Quelques jours après le soulèvement de 1988, le Maroc a célébré le 13e anniversaire de la Marche verte (6 novembre 1975). Hassan II donne un discours depuis la ville d’Ifrane, évoquant les événements de Tindouf :
«Cette année, je m’adresserai particulièrement à ceux qui seraient pleins de bonnes intensions et qui auraient une attache avec le Maroc. Je leur dis que la nation est clémente(…) Je sais que beaucoup parmi les détenus se sentent partagés, entre deux feux. Ils sont attachés à ici mais ne peuvent se séparer de leur second lien, là-bas. Je dis à ces personnes-là que notre nation est clémente, en espérant qu’elles reviennent à la raison.»
A Tindouf, le discours royal fait rapidement réagir. Omar Hadrami prend contact avec l’ambassade du Maroc au Etats-Unis et demande une permission de retour au pays. Il rentre ainsi le 9 août 1989, suivi de nombreux habitants des camps.
Onze jours plus tard, Hassan II fait un nouveau discours à l’occasion de la Révolution du roi et du peuple (20 août). De nouveau, il évoque la situation dans les camps de Tindouf et appelle les autres détenus à revenir : «Mon espoir reste intact quant au retour des fauteurs à la raison. Je souhaite qu’ils croient avec conviction en l’engagement et à la responsabilité de votre serviteur, ainsi que de tous les Marocains, lorsque j’affirme en leur nom que la nation est clémente».
Outre le retour en masse de plusieurs opposants du Polisario au Maroc, le soulèvement de 1988 pèsera considérablement sur les négociations qui suivront entre Rabat et le Polisario. Ces pourparlers auront abouti à la signature d’un engagement bilatéral de cessez-le-feu, mettant fin à seize ans de conflit armé au Sahara.

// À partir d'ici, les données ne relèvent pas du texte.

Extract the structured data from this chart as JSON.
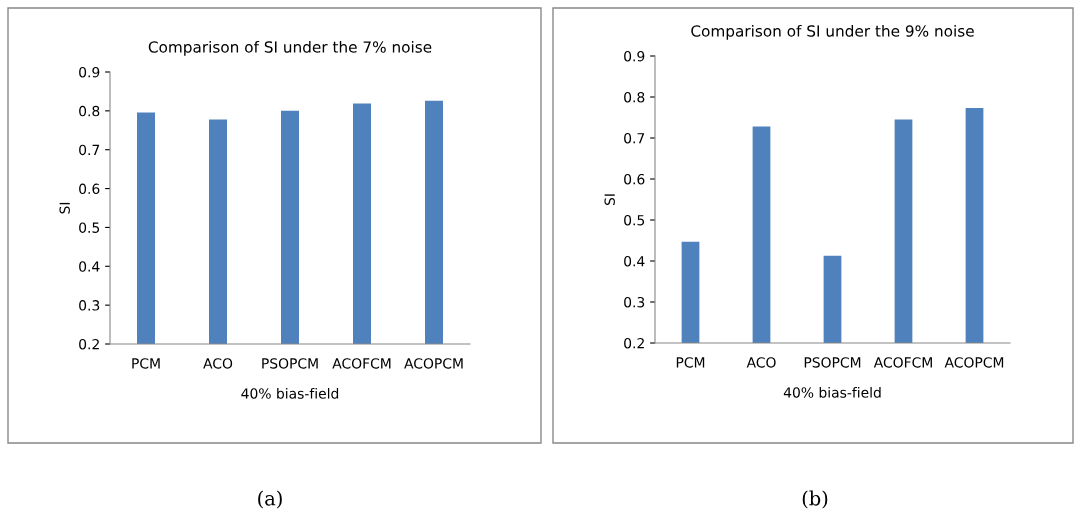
{
  "chart_data": [
    {
      "type": "bar",
      "title": "Comparison of SI under the 7% noise",
      "xlabel": "40% bias-field",
      "ylabel": "SI",
      "categories": [
        "PCM",
        "ACO",
        "PSOPCM",
        "ACOFCM",
        "ACOPCM"
      ],
      "values": [
        0.796,
        0.778,
        0.8,
        0.819,
        0.826
      ],
      "color": "#4f81bd",
      "ylim": [
        0.2,
        0.9
      ],
      "yticks": [
        0.2,
        0.3,
        0.4,
        0.5,
        0.6,
        0.7,
        0.8,
        0.9
      ],
      "grid": false,
      "legend": false,
      "annotations": [
        "(a)"
      ]
    },
    {
      "type": "bar",
      "title": "Comparison of SI under the 9% noise",
      "xlabel": "40% bias-field",
      "ylabel": "SI",
      "categories": [
        "PCM",
        "ACO",
        "PSOPCM",
        "ACOFCM",
        "ACOPCM"
      ],
      "values": [
        0.447,
        0.728,
        0.413,
        0.745,
        0.773
      ],
      "color": "#4f81bd",
      "ylim": [
        0.2,
        0.9
      ],
      "yticks": [
        0.2,
        0.3,
        0.4,
        0.5,
        0.6,
        0.7,
        0.8,
        0.9
      ],
      "grid": false,
      "legend": false,
      "annotations": [
        "(b)"
      ]
    }
  ]
}
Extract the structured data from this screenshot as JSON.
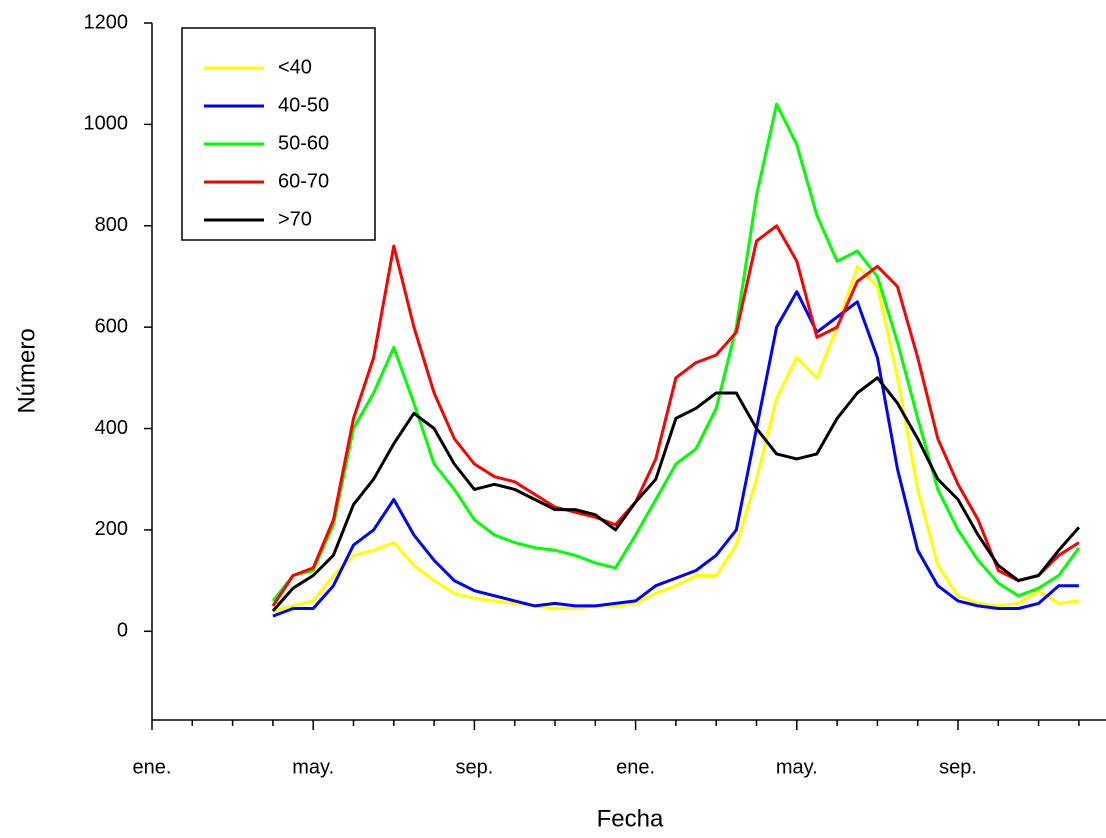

Entré en vigueur le 6 septembre 1991, l’accord de paix a été pensé comme la première étape d’un référendum d’autodétermination, organisé sous l’égide de l’ONU. Depuis, l’idée a pris du plomb dans l’aile aux Nations unies notamment suite aux difficultés pour le recensemment du collège électoral. Le Maroc préconisera un statut d’autonomie pour la région du Sahara dans son projet présenté à l’ONU le 11 avril 2007.